Украина встретила нас разбитым таможенным пунктом. Вдалеке за лесом виднелся саркофаг четвёртого энергоблока ЧАЭС с его знаменитой трубой. Один из парней, которые ехали со мной, посмотрел на открывшийся вид и сказал: «О, я здесь воевал». Командир поинтересовался, когда же он успел. На что парнишка уверенно ответил, что в «Сталкере».
После чего он начал уверенно описывать, где на местности что находится. Мы все поржали.
Вскоре поводов для веселья поубавилось, потому что мы упёрлись в другой взорванный мост. У него мы простояли ещё одну ночь и только утром снова выдвинулись в объезд. Путешествие закончилось прибытием в итоговую точку, которая оказалась далеко не зданием Верховной Рады. Это был лес, в котором мы и простояли следующие две недели без малейшего понимания, что же нам делать. Насколько я понимал, задачу захватить правительственный квартал и героически его удерживать подразделение должно было выполнять ещё в первый день, добравшись до центра Киева ускоренным маршем. Сопротивление со стороны украинской армии планом не предполагалось.
К лесу мы были совершенно не готовы (даже с учётом того, что армии к войне не готовы никогда, даже если это подразделение наёмников). У нас не было ни генераторов, ни палаток, ни полевых кухонь. Такие же проблемы были и у других подразделений на нашем направлении. Через некоторое время снабжение кое-как наладилось, но исключительно потому, что бабки на ЧВК выделялись наличкой. Всё необходимое попросту закупалось в Белоруссии, где цены сразу же взлетели вверх.
В течение всего марта мы занимались штурмами и зачистками в Киевской области, до самого Киева так и не добравшись. На подконтрольных нам территориях осталось огромное количество гражданских, взаимодействие с которыми было полностью провалено — попросту потому, что его возложили на армию, самую косную из государственных структур. У армейского начальства нет и не было никакого понимания, что война не ограничивается боевыми действиями. Кроме пальбы должны быть политические технологии, информационная и социальная работа. На любой территории, которая переходит под контроль армии, нужно решать целый комплекс социально-экономических задач. Это жизненно важно, без этого попросту войну вести нельзя. Но армия у нас считает, что ей нужно заниматься исключительно боевыми действиями.
Простой пример: в какой-то момент мы стояли в лесопосадке. Рядом с ней было село, в котором проживало 94 человека. Украинские чиновники оттуда уехали, наши никого не поставили. В итоге никакой транспортной связи с другими населённиками, никакого снабжения села лекарствами или продуктами. Света тоже не было. Ладно хоть колодцы почти в каждом дворе. Мы привозили им сухпайки, но никакой централизованной работы выстроено не было. Командование говорило, что это не армейская задача, армейская задача — взять Киев.

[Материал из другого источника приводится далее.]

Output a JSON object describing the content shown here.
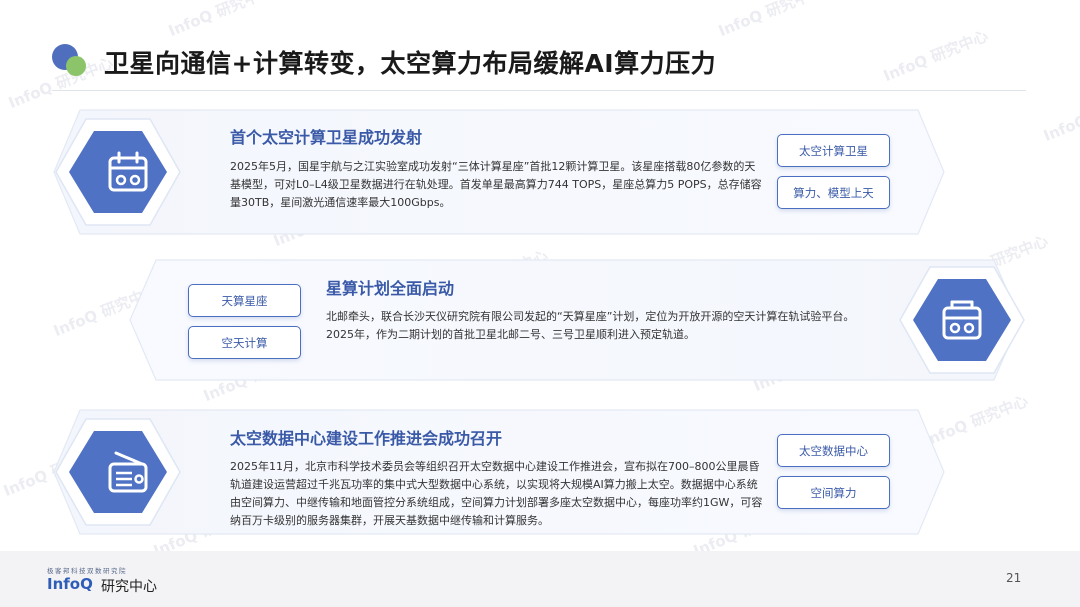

Никто не задумывался о том, что с таким подходом в тылу останутся сотни тысяч людей, которые будут нас ненавидеть. Да, вы, конечно, проебали восемь лет работы с населением Украины, но это же не повод проёбывать эту работу и дальше!
В итоге гражданские страдали и не понимали, что происходит, почему мы сюда пришли и зачем идёт война. Но самое страшное, что этого не понимали и кадровые военнослужащие российской армии.
Процентов 90 контрактников пошли служить, потому что это стабильная зарплата, ранняя пенсия и военная ипотека. И им восемь лет рассказывали, что Украина — это наш партнёр, что это легитимное государство с законно избранным президентом, а потом бросили на Киев. Под Киевом была в основном элита российской армии, но никто из солдат не собирался воевать. Они были в шоке, что их отправили на войну, не понимали, что им делать и как им пользоваться своим вооружением, не знали, как вести себя при обстреле. Один из командиров разведки оставил средства контрбатарейной борьбы в Белоруссии, потому что не думал, что они ему понадобятся.
Фото Дмитрия Плотникова.
Большим плюсом ЧВК было то, что мы шли воевать и почти у всех нас был боевой опыт. Эта обстрелянность давала психологическую устойчивость. На моих глазах бывало такое, что ребята из элиты, от рядового до командира бригады, падали и прятались при каждом хлопке, потому что не могли отличить стрельбу нашей артиллерии от прилётов. Всё это приводило к нервным срывам и паническим атакам, это делало части небоеспособными. Эта армия морально была слабо способна выполнять поставленные задачи. Война без цели вообще очень сложна. А каждый из нас понимал, зачем мы тут находимся. У нас с 2014 года есть противник, которого нужно победить.
Для нас 24 февраля изменилось только то, что Российская Федерация решила выступить открыто.